A laid him down on his back and boy he wriggled and rocked on his pointed spine to turn and get away. But I had him pinned with my weak hand. I reached for my switchblade in my pocket and flicked it open.

He spat fluorescent phlegm in my left eye – blinded for a week or so. Ha! A pittance. He didn’t even get my good eye.

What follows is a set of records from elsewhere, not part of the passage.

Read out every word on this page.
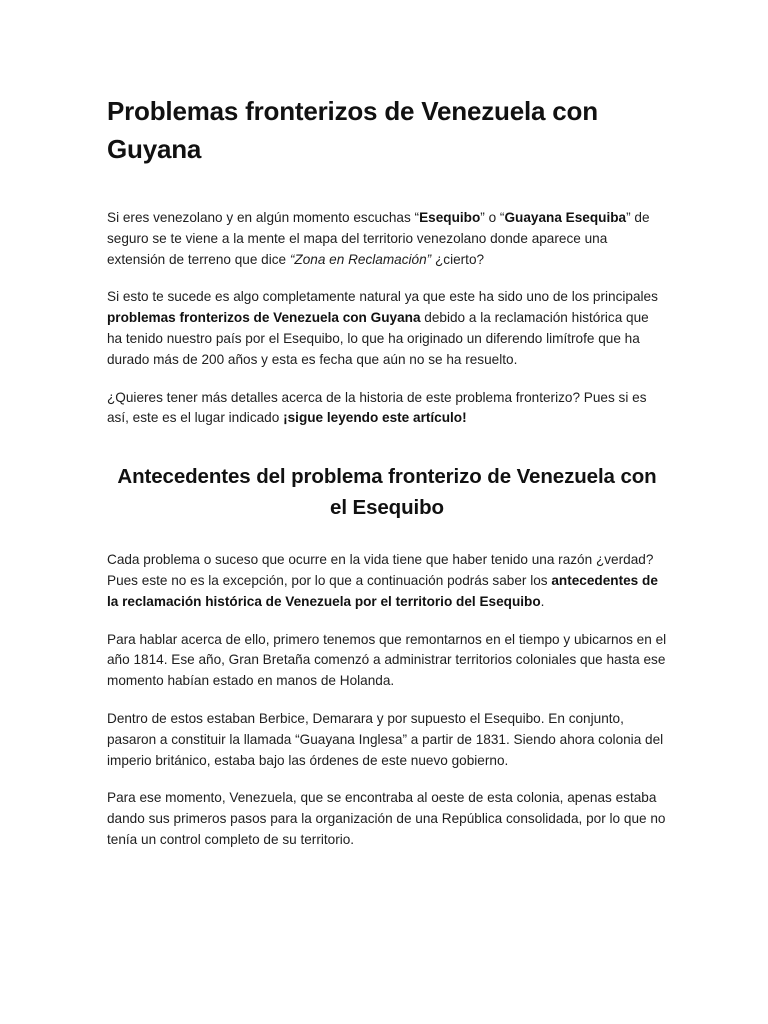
Problemas fronterizos de Venezuela con Guyana

Si eres venezolano y en algún momento escuchas “Esequibo” o “Guayana Esequiba” de seguro se te viene a la mente el mapa del territorio venezolano donde aparece una extensión de terreno que dice “Zona en Reclamación” ¿cierto?

Si esto te sucede es algo completamente natural ya que este ha sido uno de los principales problemas fronterizos de Venezuela con Guyana debido a la reclamación histórica que ha tenido nuestro país por el Esequibo, lo que ha originado un diferendo limítrofe que ha durado más de 200 años y esta es fecha que aún no se ha resuelto.

¿Quieres tener más detalles acerca de la historia de este problema fronterizo? Pues si es así, este es el lugar indicado ¡sigue leyendo este artículo!

Antecedentes del problema fronterizo de Venezuela con el Esequibo

Cada problema o suceso que ocurre en la vida tiene que haber tenido una razón ¿verdad? Pues este no es la excepción, por lo que a continuación podrás saber los antecedentes de la reclamación histórica de Venezuela por el territorio del Esequibo.

Para hablar acerca de ello, primero tenemos que remontarnos en el tiempo y ubicarnos en el año 1814. Ese año, Gran Bretaña comenzó a administrar territorios coloniales que hasta ese momento habían estado en manos de Holanda.

Dentro de estos estaban Berbice, Demarara y por supuesto el Esequibo. En conjunto, pasaron a constituir la llamada “Guayana Inglesa” a partir de 1831. Siendo ahora colonia del imperio británico, estaba bajo las órdenes de este nuevo gobierno.

Para ese momento, Venezuela, que se encontraba al oeste de esta colonia, apenas estaba dando sus primeros pasos para la organización de una República consolidada, por lo que no tenía un control completo de su territorio.
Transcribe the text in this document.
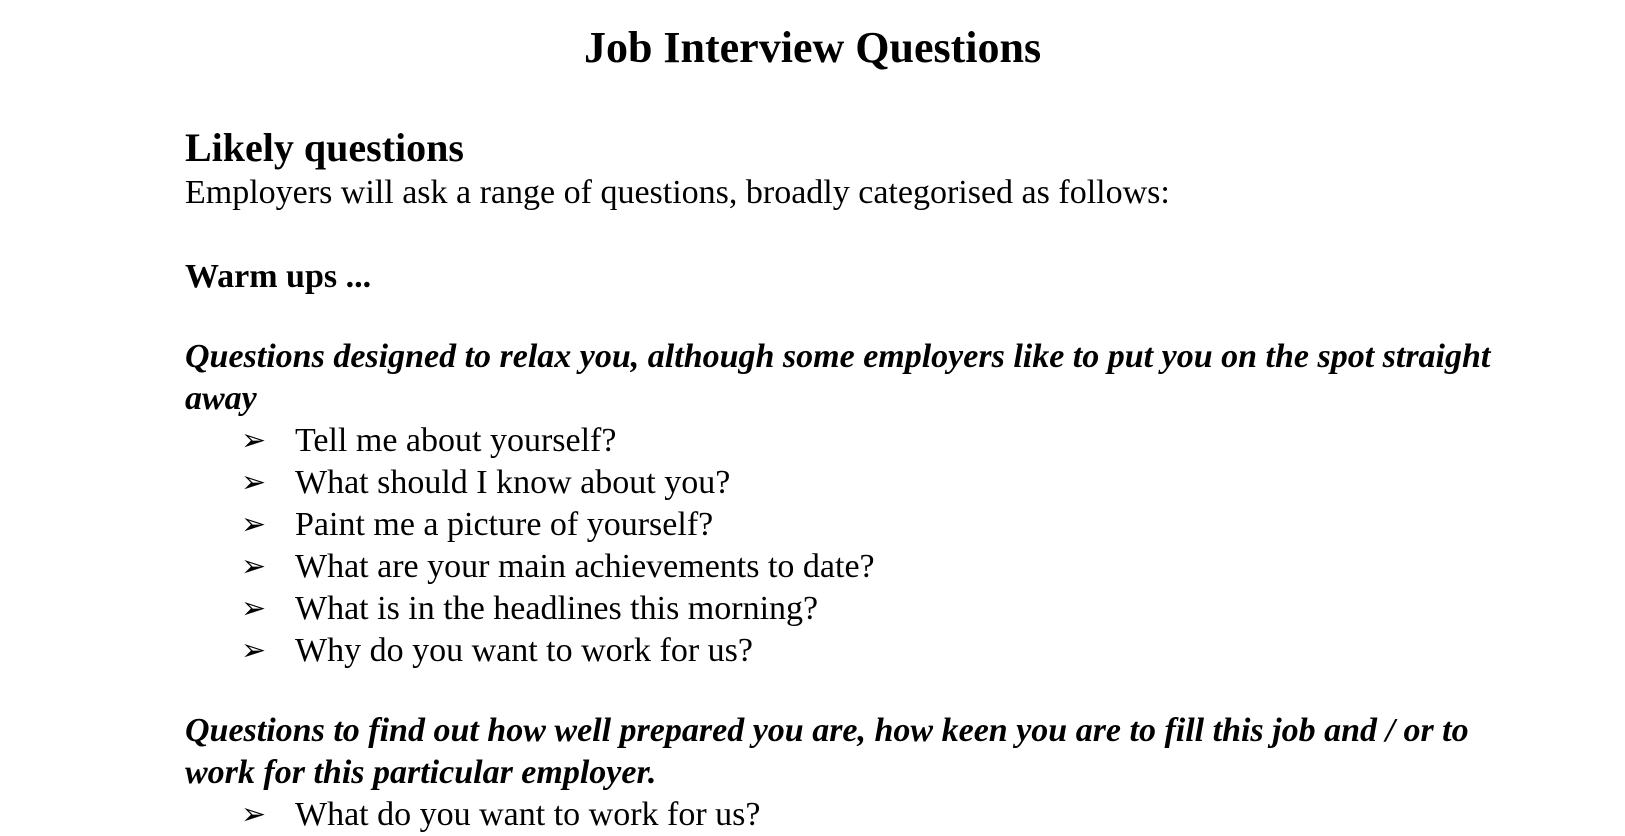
Job Interview Questions
Likely questions

Employers will ask a range of questions, broadly categorised as follows:

Warm ups ...

Questions designed to relax you, although some employers like to put you on the spot straight away

➢ Tell me about yourself?
➢ What should I know about you?
➢ Paint me a picture of yourself?
➢ What are your main achievements to date?
➢ What is in the headlines this morning?
➢ Why do you want to work for us?

Questions to find out how well prepared you are, how keen you are to fill this job and / or to work for this particular employer.

➢ What do you want to work for us?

“Quick and painless … Quick and to the pointless…” I mumbled past promises to myself. We locked eye and he was disgusted.

I let a low grunt out and plunged the blade into his throat with a hiss. I tore down his belly and felt the creature writhe, drip, and then completely dry up in my hand. What had been slippery and vibrant was instantly rubbery and dulled. He was wrinkling, turning pruned and ugly.

It wasn’t right. I squished his little body and he felt hollow. A leather sack remained from a corpse so recently moist and alive. I heard something rattle within as I shook him. I thumbed the flap I had made in him and rooted around in the deserted carcass. My fingers found something smooth.

I pulled out a smooth black stone. It was shiny and porous, but finished and expertly cut. Like coal but clean.

It was already here. I was too late.